The ‘inspiring’ David Blunkett

2008 December 19
by Neil

When Martin Kettle tells his friends & colleagues that he still ‘rates’ David Blunkett, they apparently react with shock, even surprise. Sure, he can understand why people didn’t like the ‘lapses of judgement’ which forced him to resign from the cabinet (twice), he can sympathise with people turned-off by his sneering arrogance and he even concedes that he might’ve been a little ‘populist’ when he was Home Secretary. But shouldn’t we forgive all this and welcome back a ‘genuine thinker’ who is ‘one of the most inspirational leaders that Labour has got’?

*Cue the sound of crickets*

This is Kettle at his most cloyingly euphemistic. When he admits to Blunkett’s ‘lapses of judgement’, he means that on one occasion he abused his power by giving his ex-lover a taxpayer-funded train ticket & speeding up her nanny’s visa application, and on another failed to disclose a potential conflict of interest and ignored three seperate requests to make himself accountable.

When he laments Blunkett’s “tendency to arrogance”, he means that he had a habit of slagging off his colleagues behind their backs & was found by ex-Scotland Yard chief Lord Stevens to be a ‘bully and a liar‘.

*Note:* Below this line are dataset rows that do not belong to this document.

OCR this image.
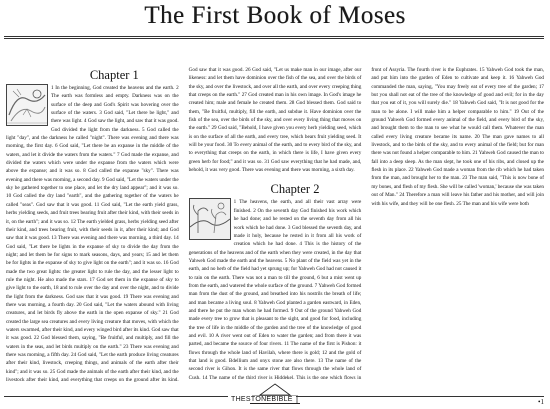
The First Book of Moses
Chapter 1

1 In the beginning, God created the heavens and the earth. 2 The earth was formless and empty. Darkness was on the surface of the deep and God's Spirit was hovering over the surface of the waters. 3 God said, "Let there be light," and there was light. 4 God saw the light, and saw that it was good. God divided the light from the darkness. 5 God called the light "day", and the darkness he called "night". There was evening and there was morning, the first day. 6 God said, "Let there be an expanse in the middle of the waters, and let it divide the waters from the waters." 7 God made the expanse, and divided the waters which were under the expanse from the waters which were above the expanse; and it was so. 8 God called the expanse "sky". There was evening and there was morning, a second day. 9 God said, "Let the waters under the sky be gathered together to one place, and let the dry land appear"; and it was so. 10 God called the dry land "earth", and the gathering together of the waters he called "seas". God saw that it was good. 11 God said, "Let the earth yield grass, herbs yielding seeds, and fruit trees bearing fruit after their kind, with their seeds in it, on the earth"; and it was so. 12 The earth yielded grass, herbs yielding seed after their kind, and trees bearing fruit, with their seeds in it, after their kind; and God saw that it was good. 13 There was evening and there was morning, a third day. 14 God said, "Let there be lights in the expanse of sky to divide the day from the night; and let them be for signs to mark seasons, days, and years; 15 and let them be for lights in the expanse of sky to give light on the earth"; and it was so. 16 God made the two great lights: the greater light to rule the day, and the lesser light to rule the night. He also made the stars. 17 God set them in the expanse of sky to give light to the earth, 18 and to rule over the day and over the night, and to divide the light from the darkness. God saw that it was good. 19 There was evening and there was morning, a fourth day. 20 God said, "Let the waters abound with living creatures, and let birds fly above the earth in the open expanse of sky." 21 God created the large sea creatures and every living creature that moves, with which the waters swarmed, after their kind, and every winged bird after its kind. God saw that it was good. 22 God blessed them, saying, "Be fruitful, and multiply, and fill the waters in the seas, and let birds multiply on the earth." 23 There was evening and there was morning, a fifth day. 24 God said, "Let the earth produce living creatures after their kind, livestock, creeping things, and animals of the earth after their kind"; and it was so. 25 God made the animals of the earth after their kind, and the livestock after their kind, and everything that creeps on the ground after its kind. God saw that it was good. 26 God said, "Let us make man in our image, after our likeness: and let them have dominion over the fish of the sea, and over the birds of the sky, and over the livestock, and over all the earth, and over every creeping thing that creeps on the earth." 27 God created man in his own image. In God's image he created him; male and female he created them. 28 God blessed them. God said to them, "Be fruitful, multiply, fill the earth, and subdue it. Have dominion over the fish of the sea, over the birds of the sky, and over every living thing that moves on the earth." 29 God said, "Behold, I have given you every herb yielding seed, which is on the surface of all the earth, and every tree, which bears fruit yielding seed. It will be your food. 30 To every animal of the earth, and to every bird of the sky, and to everything that creeps on the earth, in which there is life, I have given every green herb for food;" and it was so. 31 God saw everything that he had made, and, behold, it was very good. There was evening and there was morning, a sixth day.

Chapter 2

1 The heavens, the earth, and all their vast array were finished. 2 On the seventh day God finished his work which he had done; and he rested on the seventh day from all his work which he had done. 3 God blessed the seventh day, and made it holy, because he rested in it from all his work of creation which he had done. 4 This is the history of the generations of the heavens and of the earth when they were created, in the day that Yahweh God made the earth and the heavens. 5 No plant of the field was yet in the earth, and no herb of the field had yet sprung up; for Yahweh God had not caused it to rain on the earth. There was not a man to till the ground, 6 but a mist went up from the earth, and watered the whole surface of the ground. 7 Yahweh God formed man from the dust of the ground, and breathed into his nostrils the breath of life; and man became a living soul. 8 Yahweh God planted a garden eastward, in Eden, and there he put the man whom he had formed. 9 Out of the ground Yahweh God made every tree to grow that is pleasant to the sight, and good for food, including the tree of life in the middle of the garden and the tree of the knowledge of good and evil. 10 A river went out of Eden to water the garden; and from there it was parted, and became the source of four rivers. 11 The name of the first is Pishon: it flows through the whole land of Havilah, where there is gold; 12 and the gold of that land is good. Bdellium and onyx stone are also there. 13 The name of the second river is Gihon. It is the same river that flows through the whole land of Cush. 14 The name of the third river is Hiddekel. This is the one which flows in front of Assyria. The fourth river is the Euphrates. 15 Yahweh God took the man, and put him into the garden of Eden to cultivate and keep it. 16 Yahweh God commanded the man, saying, "You may freely eat of every tree of the garden; 17 but you shall not eat of the tree of the knowledge of good and evil; for in the day that you eat of it, you will surely die." 18 Yahweh God said, "It is not good for the man to be alone. I will make him a helper comparable to him." 19 Out of the ground Yahweh God formed every animal of the field, and every bird of the sky, and brought them to the man to see what he would call them. Whatever the man called every living creature became its name. 20 The man gave names to all livestock, and to the birds of the sky, and to every animal of the field; but for man there was not found a helper comparable to him. 21 Yahweh God caused the man to fall into a deep sleep. As the man slept, he took one of his ribs, and closed up the flesh in its place. 22 Yahweh God made a woman from the rib which he had taken from the man, and brought her to the man. 23 The man said, "This is now bone of my bones, and flesh of my flesh. She will be called 'woman,' because she was taken out of Man." 24 Therefore a man will leave his father and his mother, and will join with his wife, and they will be one flesh. 25 The man and his wife were both

THESTONEBIBLE	•1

And when he regrets Blunkett’s “instinct to play the populist game” he means that he joked about toasting the suicide of a prisoner in his care, opposed lowering the age of consent for homosexuals, imitated the right’s anti-immigrant rhetoric, introduced proposals for ID cards, detention centres for asylum seekers, removed the automatic right to trial by jury, created the world’s largest DNA database and gave authorities the most widespread, complex and unworkable surveillance powers under the Regulation of Investigatory Powers Act. Oh, and if you opposed any of this, then he’d dismiss you as little more than an ‘airy fairy libertarian‘.

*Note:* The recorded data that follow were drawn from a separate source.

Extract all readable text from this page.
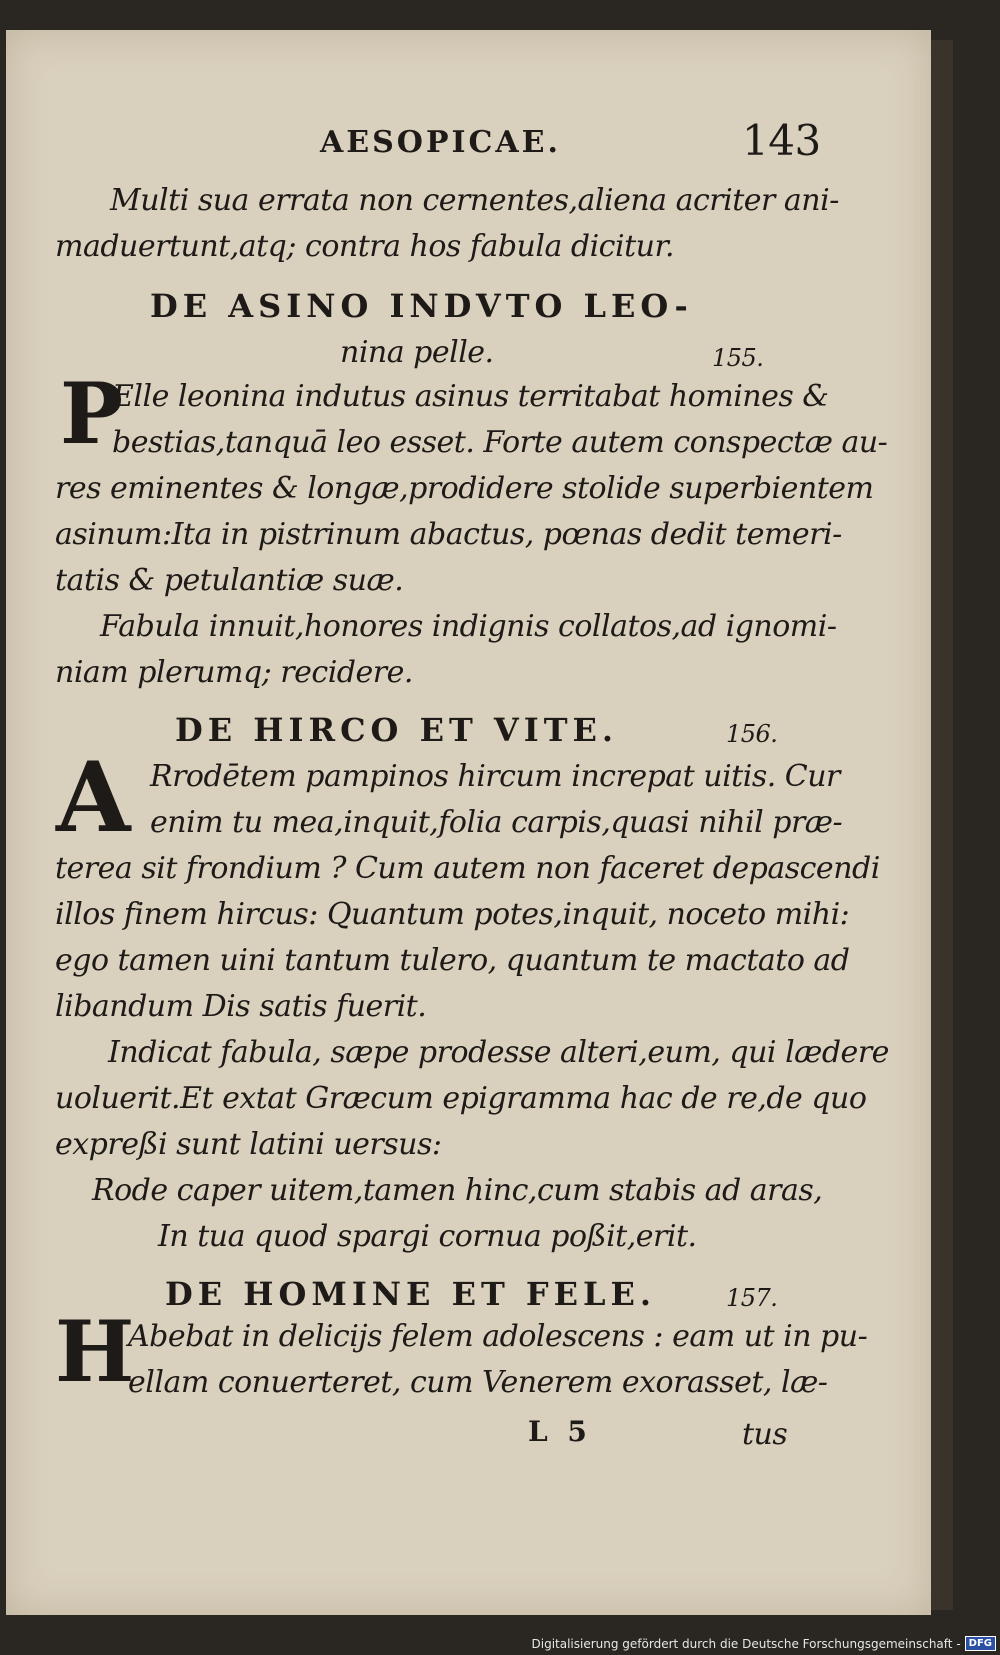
AESOPICAE.	143
Multi sua errata non cernentes,aliena acriter ani-
maduertunt,atq; contra hos fabula dicitur.
DE ASINO INDVTO LEO-
nina pelle.	155.
P
Elle leonina indutus asinus territabat homines &
bestias,tanquā leo esset. Forte autem conspectæ au-
res eminentes & longæ,prodidere stolide superbientem
asinum:Ita in pistrinum abactus, pœnas dedit temeri-
tatis & petulantiæ suæ.
Fabula innuit,honores indignis collatos,ad ignomi-
niam plerumq; recidere.
DE HIRCO ET VITE.	156.
A Rrodētem pampinos hircum increpat uitis. Cur
enim tu mea,inquit,folia carpis,quasi nihil præ-
terea sit frondium ? Cum autem non faceret depascendi
illos finem hircus: Quantum potes,inquit, noceto mihi:
ego tamen uini tantum tulero, quantum te mactato ad
libandum Dis satis fuerit.
Indicat fabula, sæpe prodesse alteri,eum, qui lædere
uoluerit.Et extat Græcum epigramma hac de re,de quo
expreßi sunt latini uersus:
Rode caper uitem,tamen hinc,cum stabis ad aras,
In tua quod spargi cornua poßit,erit.
DE HOMINE ET FELE.	157.
H
Abebat in delicijs felem adolescens : eam ut in pu-
ellam conuerteret, cum Venerem exorasset, læ-
L 5	tus
Digitalisierung gefördert durch die Deutsche Forschungsgemeinschaft - DFG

So yes, Martin, Mr Blunkett may well be ‘one of the most inspirational leaders that Labour has got’, but with his tarnished integrity, his thuggish authoritarianism and his smug insolence towards all who disagree, the most he inspires is contempt.

3 Responses leave one →
  1. 2008 December 20

    As this posting contains significant factual errors, it is defamatory. Similar statements have cost some newspapers and websites a lot of money already. I should remove it quickly if I were you.

  2. 2008 December 20

    I’d be happy to, so long as you can direct me to the significant factual errors you’re talking about, and point out which newspapers and websites have lost a lot of money as a result.